O que falar sobre Carol, moça que mal sei quem é, mas já considero pacas? Como não me identificar com ela, que estava apenas tentando fazer seu trabalho e não pôde?
“Ah, mas foi só um elogio” diz a pessoa machista. Veja bem, vamos esclarecer umas coisas: a entrevista com Vin Diesel na Comic Con Experience era um momento de trabalho. Por mais descontraído que fosse o local, ainda era um ambiente de trabalho. Ela, a repórter, e ele, o entrevistado. Imagine você numa reunião com seu chefe, os dois de terno, e de repente ele para o que está falando pra dizer que você é bonita(o). Inaceitável, certo? Estranho, creepy, medonho, e tantos outros adjetivos.
Se é bizarro em um escritório numa reunião, por que achar que é aceitável em uma entrevista?
Mais uma coisa pra entender: Vin Diesel ali era muito mais importante que a moça Carol. Moça Carol é uma youtuber, Vin é um ator famoso de Hollywood. Se ela se irritasse ou se defendesse do assédio de forma agressiva, quem ficaria sem emprego? Adivinha. Se a pessoa no escritório é rude com o chefe porque ele está flertando com ela no meio de uma reunião, adivinha quem corre o risco de ficar sem emprego? A situação é a mesma.
Essa não é a primeira vez que algo do tipo acontece e o mundo resolve tapar o sol com a peneira. Quando Amber Heard acusou o então marido, Johnny Depp, de tê-la agredido, milhões de fãs foram a sua defesa, alegando que ela estava mentindo, era interesseira, queria o dinheiro dele, a fama etc., etc., etc. Quando ela recebeu o dinheiro do divórcio, o que ela fez com ele? Doou pra caridade. E a carreira? Vai mal. Já a de Johnny, até J.K. Rowling o apoia, mesmo com esse passado que o condena.

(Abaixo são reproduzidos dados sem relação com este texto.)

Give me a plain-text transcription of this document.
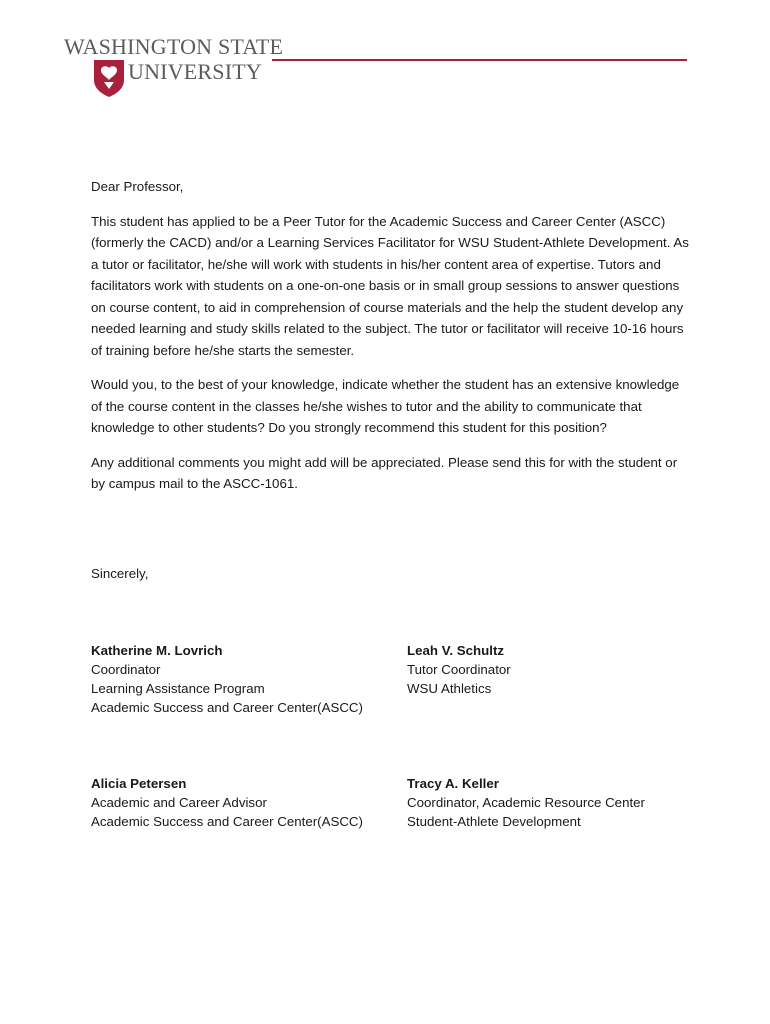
WASHINGTON STATE
UNIVERSITY

Dear Professor,

This student has applied to be a Peer Tutor for the Academic Success and Career Center (ASCC) (formerly the CACD) and/or a Learning Services Facilitator for WSU Student-Athlete Development. As a tutor or facilitator, he/she will work with students in his/her content area of expertise. Tutors and facilitators work with students on a one-on-one basis or in small group sessions to answer questions on course content, to aid in comprehension of course materials and the help the student develop any needed learning and study skills related to the subject. The tutor or facilitator will receive 10-16 hours of training before he/she starts the semester.

Would you, to the best of your knowledge, indicate whether the student has an extensive knowledge of the course content in the classes he/she wishes to tutor and the ability to communicate that knowledge to other students? Do you strongly recommend this student for this position?

Any additional comments you might add will be appreciated. Please send this for with the student or by campus mail to the ASCC-1061.

Sincerely,
Katherine M. Lovrich
Coordinator
Learning Assistance Program
Academic Success and Career Center(ASCC)
Leah V. Schultz
Tutor Coordinator
WSU Athletics
Alicia Petersen
Academic and Career Advisor
Academic Success and Career Center(ASCC)
Tracy A. Keller
Coordinator, Academic Resource Center
Student-Athlete Development
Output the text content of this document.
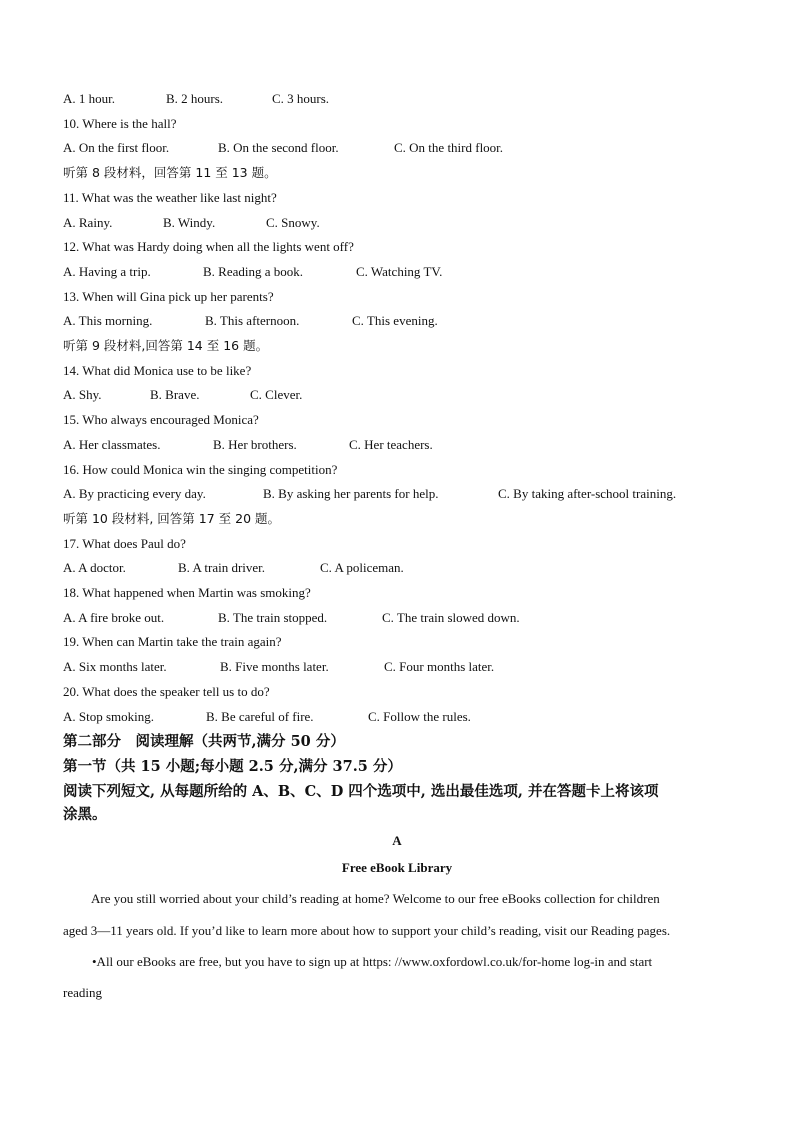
A. 1 hour.	B. 2 hours.	C. 3 hours.
10. Where is the hall?
A. On the first floor.	B. On the second floor.	C. On the third floor.
听第 8 段材料，回答第 11 至 13 题。
11. What was the weather like last night?
A. Rainy.	B. Windy.	C. Snowy.
12. What was Hardy doing when all the lights went off?
A. Having a trip.	B. Reading a book.	C. Watching TV.
13. When will Gina pick up her parents?
A. This morning.	B. This afternoon.	C. This evening.
听第 9 段材料,回答第 14 至 16 题。
14. What did Monica use to be like?
A. Shy.	B. Brave.	C. Clever.
15. Who always encouraged Monica?
A. Her classmates.	B. Her brothers.	C. Her teachers.
16. How could Monica win the singing competition?
A. By practicing every day.	B. By asking her parents for help.	C. By taking after-school training.
听第 10 段材料, 回答第 17 至 20 题。
17. What does Paul do?
A. A doctor.	B. A train driver.	C. A policeman.
18. What happened when Martin was smoking?
A. A fire broke out.	B. The train stopped.	C. The train slowed down.
19. When can Martin take the train again?
A. Six months later.	B. Five months later.	C. Four months later.
20. What does the speaker tell us to do?
A. Stop smoking.	B. Be careful of fire.	C. Follow the rules.
第二部分　阅读理解（共两节,满分 50 分）
第一节（共 15 小题;每小题 2.5 分,满分 37.5 分）
阅读下列短文, 从每题所给的 A、B、C、D 四个选项中, 选出最佳选项, 并在答题卡上将该项
涂黑。
A
Free eBook Library
Are you still worried about your child’s reading at home? Welcome to our free eBooks collection for children
aged 3—11 years old. If you’d like to learn more about how to support your child’s reading, visit our Reading pages.
•All our eBooks are free, but you have to sign up at https: //www.oxfordowl.co.uk/for-home log-in and start
reading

E não só no exterior que acontece essa maravilha toda, aqui também. Lembram-se de um cara chamado Biel? Pois é. Assediou a repórter, que prontamente o denunciou e mais prontamente ainda perdeu o emprego.
Isso é o que normalmente acontece no mundo, queridos e queridas, o homem assedia, a mulher perde o emprego, a carreira, a reputação, é chamada de mentirosa, interesseira e muito mais, enquanto eles são os pobres inocentes. Precisamos parar de repetir esse padrão. Precisamos parar de achar que uma mulher que se sente desconfortável com uma atitude de um homem ou o denuncia por assédio é uma mentirosa interesseira.
Pense bem: por que alguém arriscaria sua carreira, que levou anos pra construir, sua reputação, que ela se esforça pra manter, enfim, tudo, só pra falar mal de um cara? Pra quê?
Se você já está com o dedinho coçando pra me xingar nos comentários ou começar a justificar a atitude do Vin, do Johnny ou do Biel, coloque-se na situação dessas mulheres. Muito distante pra você? Ok, imagine que sua irmã estava ali. Sua namorada. Sua mãe. Alguma mulher que significa muito pra você.
Imagine essa mulher passando anos estudando e trabalhando, depois dias e dias pesquisando, gastando horas e mais horas do dia com anotações, para chegar naquela entrevista e conseguir o máximo de informações possíveis sobre o novo filme de Vin Diesel, para agradar os fãs do ator.
Imagine todo esse trabalho, anos de dedicação, indo pra lata do lixo porque ele resolveu não responder as perguntas pra insistir em canta-la e ela, desconfortável, comentou online que não gostou da atitude dele.
Anos de trabalho questionados por conta de uma única entrevista. Ela que “não soube aceitar elogio”. Elogio tem hora e lugar. Enquanto estamos trabalhando não é a hora. Isso é assédio. Além de tudo, foi um desrespeito aos fãs, que não tiveram as respostas que queriam porque o ator achou mais importante tentar pegar a garota brasileira.
Ela não estava ali pra servir de quadro pra ser admirada e ele não estava ali pra convida-la pra jantar. Carol estava ali como repórter, cumprindo seu papel de reportar notícias de um lado para o outro, do ator para o fã. Ela fez a parte dela. Quem não fez o trabalho direito ali foi ele.
E antes de me xingar ou ofender a Carol, reflita. Empatia é de graça e não faz mal a ninguém.